Two Generals Provide A Contrast in Accountability
Tuesday, March 6, 2007
Kevin Kiley, the three-star general in charge of all Army medical facilities, seemed stumped as he testified yesterday about his responsibility for the Walter Reed scandal.
"I'm trying not to say that I'm not accountable," he told members of the House oversight committee.
But try as he might, he couldn't fix blame on himself.
How could he not have known that wounded soldiers were living in squalid conditions across the street from his own home? "I don't do barracks inspections at Walter Reed," he said.
Why did he assure Congress in 2005 that the Walter Reed bureaucracy was improving, even though many soldiers were languishing in neglect at the facility? "In my role as the MedCom commander," he said, "Walter Reed was not my only command."
What did he do when a government report in 2006 found numerous problems at the now-infamous Building 18? "My staff informed me that the Walter Reed staff was working it."
Lawmakers on the committee, who were visiting Walter Reed Army Medical Center for a field hearing yesterday, quickly tired of the general's I-don't-do-windows routine.

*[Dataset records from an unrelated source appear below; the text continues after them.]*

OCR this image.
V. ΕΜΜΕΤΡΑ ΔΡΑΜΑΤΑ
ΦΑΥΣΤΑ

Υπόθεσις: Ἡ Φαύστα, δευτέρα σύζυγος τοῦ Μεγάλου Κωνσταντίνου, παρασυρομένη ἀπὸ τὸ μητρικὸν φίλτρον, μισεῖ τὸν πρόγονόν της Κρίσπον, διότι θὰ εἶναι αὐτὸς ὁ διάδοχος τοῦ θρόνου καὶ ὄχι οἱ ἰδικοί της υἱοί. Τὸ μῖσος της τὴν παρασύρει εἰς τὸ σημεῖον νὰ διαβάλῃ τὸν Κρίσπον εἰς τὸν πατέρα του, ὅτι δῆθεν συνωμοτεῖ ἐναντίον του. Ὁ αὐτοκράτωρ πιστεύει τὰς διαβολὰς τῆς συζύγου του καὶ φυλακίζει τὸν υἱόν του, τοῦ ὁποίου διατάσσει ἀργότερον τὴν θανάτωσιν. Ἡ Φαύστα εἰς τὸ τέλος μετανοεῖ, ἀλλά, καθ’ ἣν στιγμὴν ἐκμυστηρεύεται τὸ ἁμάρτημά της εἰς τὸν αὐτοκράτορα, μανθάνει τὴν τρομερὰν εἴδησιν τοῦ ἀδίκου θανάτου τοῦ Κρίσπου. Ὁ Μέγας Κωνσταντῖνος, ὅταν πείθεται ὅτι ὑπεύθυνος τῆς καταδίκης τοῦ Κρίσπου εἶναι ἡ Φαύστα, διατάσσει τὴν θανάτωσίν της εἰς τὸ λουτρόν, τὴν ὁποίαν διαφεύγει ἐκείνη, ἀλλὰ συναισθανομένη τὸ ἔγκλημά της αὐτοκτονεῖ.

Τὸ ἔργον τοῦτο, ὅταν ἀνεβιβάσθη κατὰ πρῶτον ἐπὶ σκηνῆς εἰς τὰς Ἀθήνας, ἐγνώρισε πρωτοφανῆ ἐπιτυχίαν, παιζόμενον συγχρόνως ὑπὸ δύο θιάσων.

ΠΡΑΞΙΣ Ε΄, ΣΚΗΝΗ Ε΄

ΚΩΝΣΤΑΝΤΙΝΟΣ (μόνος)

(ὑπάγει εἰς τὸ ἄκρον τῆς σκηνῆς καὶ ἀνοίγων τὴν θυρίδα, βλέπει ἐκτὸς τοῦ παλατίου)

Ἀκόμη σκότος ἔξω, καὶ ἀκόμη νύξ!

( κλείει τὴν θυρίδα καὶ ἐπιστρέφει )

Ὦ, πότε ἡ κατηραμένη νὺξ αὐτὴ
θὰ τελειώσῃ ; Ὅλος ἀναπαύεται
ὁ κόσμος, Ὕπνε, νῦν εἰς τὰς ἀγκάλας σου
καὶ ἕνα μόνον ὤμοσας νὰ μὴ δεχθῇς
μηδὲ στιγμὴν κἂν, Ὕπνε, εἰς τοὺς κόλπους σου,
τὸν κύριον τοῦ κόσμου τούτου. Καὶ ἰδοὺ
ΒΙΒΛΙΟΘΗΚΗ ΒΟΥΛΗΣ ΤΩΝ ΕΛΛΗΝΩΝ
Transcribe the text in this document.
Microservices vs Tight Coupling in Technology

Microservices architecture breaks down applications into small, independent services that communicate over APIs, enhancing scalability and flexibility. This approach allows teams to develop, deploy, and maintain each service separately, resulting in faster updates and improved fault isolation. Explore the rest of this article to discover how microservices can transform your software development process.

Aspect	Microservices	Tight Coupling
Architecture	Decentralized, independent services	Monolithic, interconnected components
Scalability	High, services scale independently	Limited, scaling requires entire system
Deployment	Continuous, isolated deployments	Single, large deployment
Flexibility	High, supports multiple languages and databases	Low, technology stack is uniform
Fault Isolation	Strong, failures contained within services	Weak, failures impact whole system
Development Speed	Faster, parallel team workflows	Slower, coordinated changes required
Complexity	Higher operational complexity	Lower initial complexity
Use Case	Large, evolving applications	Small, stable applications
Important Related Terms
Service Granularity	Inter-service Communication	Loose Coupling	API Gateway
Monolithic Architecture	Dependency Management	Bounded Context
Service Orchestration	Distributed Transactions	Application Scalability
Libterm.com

Rep. Bruce Braley (D-Iowa) accused him of spouting "hogwash." Rep. Chris Shays (R-Conn.) called his position "dishonest."
"I want you to know that I think this is a massive failure of competence in management and command," said Rep. Paul Hodes (D-N.H.), pointing his finger at Kiley.
After Hodes's harangue, Kiley replied, "I command by commanding through my commanders and trusting them to execute the mission."
Sitting shoulder to shoulder with Kiley was one such commander, Gen. George Weightman, who last week was fired as chief of Walter Reed after just six months on the job. Weightman and Kiley, who ran Walter Reed from 2002 to 2004, wore matching Army dress uniforms, but their responses could not have been more divergent. While Kiley deflected blame, Weightman freely admitted failure -- even though the victims of Walter Reed's neglect testified, and the House committee members agreed, that he was not to blame.
"He was, in my perspective, being punished because he caught the tail end of it," testified Annette McLeod, whose ordeal with her wounded soldier-husband, Dell, was one of those chronicled in a Washington Post series on Walter Reed. "Because somebody had to be the fall guy, he was there."
After Annette McLeod's testimony, the couple sat in the first row of the audience, just three feet from Weightman and Kiley as the two generals testified. "The McLeods are right behind you," pointed out Rep. Tom Davis (R-Va). "Do you have anything you want to say to them?"